Two things made Bruce Willis the star he is today: Moonlighting and “Yippee-ki-yay.” Die Hard spawned the modern action movie, with its style and hard edge. Add in a mix of Hollywood’s best action writers, producer, and director, and you’ve got an American classic.
Merely looking at the credits of this film proves just how flawlessly things came together. Director John McTiernan gave us Predator in 1987, along with Die Hard 3. Writer Steven de Souza penned Running Man for Arnold Schwarzenegger and the video game adaptation Street Fighter (maybe the latter isn’t quite a positive). Finally, Jan de Bont gave us the cinematography for this and Basic Instinct while he later directed Speed.
Though Bruce Willis is the obvious focus, the entire movie is stolen by a brilliant performance from the terrorist lead, Alan Rickman. Within minutes of his on-screen appearance the audience instantly reviles him; his cold stare and violent ways of persuasion are the icing. More proof is the film’s best scene, which is surprisingly not based on action.

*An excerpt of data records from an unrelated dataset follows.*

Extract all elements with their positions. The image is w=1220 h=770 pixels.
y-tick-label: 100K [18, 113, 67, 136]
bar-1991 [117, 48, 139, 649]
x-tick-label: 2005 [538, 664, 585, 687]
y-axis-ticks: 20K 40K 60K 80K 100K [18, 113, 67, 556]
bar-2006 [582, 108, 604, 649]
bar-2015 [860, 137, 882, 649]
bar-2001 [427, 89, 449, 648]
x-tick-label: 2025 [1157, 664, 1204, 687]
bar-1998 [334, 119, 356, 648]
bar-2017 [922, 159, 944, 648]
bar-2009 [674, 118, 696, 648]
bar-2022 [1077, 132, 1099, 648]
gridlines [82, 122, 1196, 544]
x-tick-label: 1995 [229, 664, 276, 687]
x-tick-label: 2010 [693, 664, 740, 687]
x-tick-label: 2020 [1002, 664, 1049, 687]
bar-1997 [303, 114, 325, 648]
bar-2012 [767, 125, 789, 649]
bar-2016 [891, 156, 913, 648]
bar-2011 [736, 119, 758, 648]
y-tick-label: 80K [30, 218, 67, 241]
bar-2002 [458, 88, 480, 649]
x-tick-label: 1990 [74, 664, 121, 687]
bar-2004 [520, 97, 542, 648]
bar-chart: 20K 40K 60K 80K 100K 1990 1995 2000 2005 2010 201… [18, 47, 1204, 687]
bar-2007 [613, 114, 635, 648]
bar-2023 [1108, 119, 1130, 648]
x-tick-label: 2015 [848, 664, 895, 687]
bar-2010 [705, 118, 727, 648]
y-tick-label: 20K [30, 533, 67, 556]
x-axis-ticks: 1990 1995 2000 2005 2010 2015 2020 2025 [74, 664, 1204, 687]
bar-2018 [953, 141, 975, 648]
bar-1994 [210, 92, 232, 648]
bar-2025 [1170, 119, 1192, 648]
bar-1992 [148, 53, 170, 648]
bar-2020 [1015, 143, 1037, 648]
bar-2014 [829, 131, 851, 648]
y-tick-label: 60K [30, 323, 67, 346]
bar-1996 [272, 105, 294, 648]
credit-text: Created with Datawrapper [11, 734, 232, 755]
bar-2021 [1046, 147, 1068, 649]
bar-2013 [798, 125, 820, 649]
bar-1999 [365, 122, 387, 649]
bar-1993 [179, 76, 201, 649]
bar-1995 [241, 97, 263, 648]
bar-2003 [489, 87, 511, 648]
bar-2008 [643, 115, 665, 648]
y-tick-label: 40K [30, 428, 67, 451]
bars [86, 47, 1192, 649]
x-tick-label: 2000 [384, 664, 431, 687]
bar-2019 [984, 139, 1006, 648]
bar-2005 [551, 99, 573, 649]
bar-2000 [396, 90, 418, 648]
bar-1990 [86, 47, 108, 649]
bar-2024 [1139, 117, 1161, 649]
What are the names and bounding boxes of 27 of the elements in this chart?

Late in the film, McClane and Rickman’s character, Hans, come face to face for the first time. Grueber ingeniously makes himself out to be an escaped hostage, begging for his life against a man who has no idea whom he’s facing. Sharing a cigarette while talking about the takeover, McClane hands Grueber a weapon, putting the audience on edge. It’s a flawless example of writing, direction, acting, and tension, a scene any aspiring filmmaker should watch. Few action movies attempt a sequence like this, let alone pull one off.

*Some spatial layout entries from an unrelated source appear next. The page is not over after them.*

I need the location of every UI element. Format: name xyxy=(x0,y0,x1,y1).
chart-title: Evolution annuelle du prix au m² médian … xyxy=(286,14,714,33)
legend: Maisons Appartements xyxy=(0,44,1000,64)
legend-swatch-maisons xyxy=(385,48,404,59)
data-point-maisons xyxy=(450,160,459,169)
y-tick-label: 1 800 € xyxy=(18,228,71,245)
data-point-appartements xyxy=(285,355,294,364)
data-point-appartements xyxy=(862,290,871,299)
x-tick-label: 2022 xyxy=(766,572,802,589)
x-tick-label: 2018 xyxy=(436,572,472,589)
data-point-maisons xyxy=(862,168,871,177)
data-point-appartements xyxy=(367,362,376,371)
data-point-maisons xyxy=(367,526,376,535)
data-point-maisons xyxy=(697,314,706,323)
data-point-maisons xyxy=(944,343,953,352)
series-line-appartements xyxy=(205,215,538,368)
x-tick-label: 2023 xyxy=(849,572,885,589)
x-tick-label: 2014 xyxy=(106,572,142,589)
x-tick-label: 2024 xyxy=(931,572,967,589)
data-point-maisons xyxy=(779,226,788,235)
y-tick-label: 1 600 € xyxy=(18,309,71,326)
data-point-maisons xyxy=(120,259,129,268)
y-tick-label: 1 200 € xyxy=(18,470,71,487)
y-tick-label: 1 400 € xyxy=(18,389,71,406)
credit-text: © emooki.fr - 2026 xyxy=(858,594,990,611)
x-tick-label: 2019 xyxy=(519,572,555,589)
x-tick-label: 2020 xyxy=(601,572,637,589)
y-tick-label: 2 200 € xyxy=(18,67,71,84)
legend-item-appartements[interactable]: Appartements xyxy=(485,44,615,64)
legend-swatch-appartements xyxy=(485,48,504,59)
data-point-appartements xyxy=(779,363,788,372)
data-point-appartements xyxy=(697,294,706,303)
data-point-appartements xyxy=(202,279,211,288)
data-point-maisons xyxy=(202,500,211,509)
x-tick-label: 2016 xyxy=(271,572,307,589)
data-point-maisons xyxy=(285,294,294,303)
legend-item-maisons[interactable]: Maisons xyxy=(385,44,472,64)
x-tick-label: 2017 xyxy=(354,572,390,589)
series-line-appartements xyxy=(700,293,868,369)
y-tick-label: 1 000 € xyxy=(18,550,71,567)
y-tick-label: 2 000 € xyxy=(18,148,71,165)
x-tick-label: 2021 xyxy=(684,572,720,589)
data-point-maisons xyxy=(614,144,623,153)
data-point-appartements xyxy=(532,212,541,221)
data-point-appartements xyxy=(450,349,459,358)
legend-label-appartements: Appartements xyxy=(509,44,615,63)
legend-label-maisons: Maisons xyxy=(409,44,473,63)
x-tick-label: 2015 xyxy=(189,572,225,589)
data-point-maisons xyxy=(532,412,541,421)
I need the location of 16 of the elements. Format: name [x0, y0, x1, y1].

Of course, the action is what made the film so famous in the first place, and Die Hard contains it in droves. The special effects, which are still superb nearly 20 years later, were nominated for an Oscar. The shootouts are a template for every action scene to come after it and the hand-to-hand combat fights are the stuff classics are made of.
Die Hard looks as expected. For a 20-year-old film, the format provides a solid, if unspectacular level of detail and sharpness. The movie was shot in relatively low light, lending a murky, drab quality to most scenes. Black levels are fair, and the entire transfer is flat because of it. Colors are faded, dull and lacking vibrancy. It oddly suits the film, but the explosions take the brunt of the problem. It’s a noticeable improvement over the stack of DVD releases over the years, but only worth an upgrade to long-time fans.
The audio is likewise faded, with the occasional hiss and flat overall tone. Action is nearly front loaded throughout, though the final explosion does offer a nice array of debris falling. Bass is powerful, though obviously not part of the original track. The remastering is apparent.
Years ago, Fox released the Die Hard trilogy in a box set. Each movie was given a deluxe treatment, and yet here we sit with a Blu-ray edition missing a slew of those extras.
Things begin with multiple commentary tracks. The first comes from McTiernan and Jackson Degovia, the production designer. Special effects designer Richard Edlund gets his own track, though he only talks during scenes that feature his work. Finally, a subtitle track features thoughts from the cast and crew, picking out things while providing some great information.
Extra footage of the newscasts features various mistakes and short extended scenes. Loads of trailers and promo clips finish the disc off, unless you’re one of two people in the world with a D-Box motion control system in your home. If you are, this one supports it.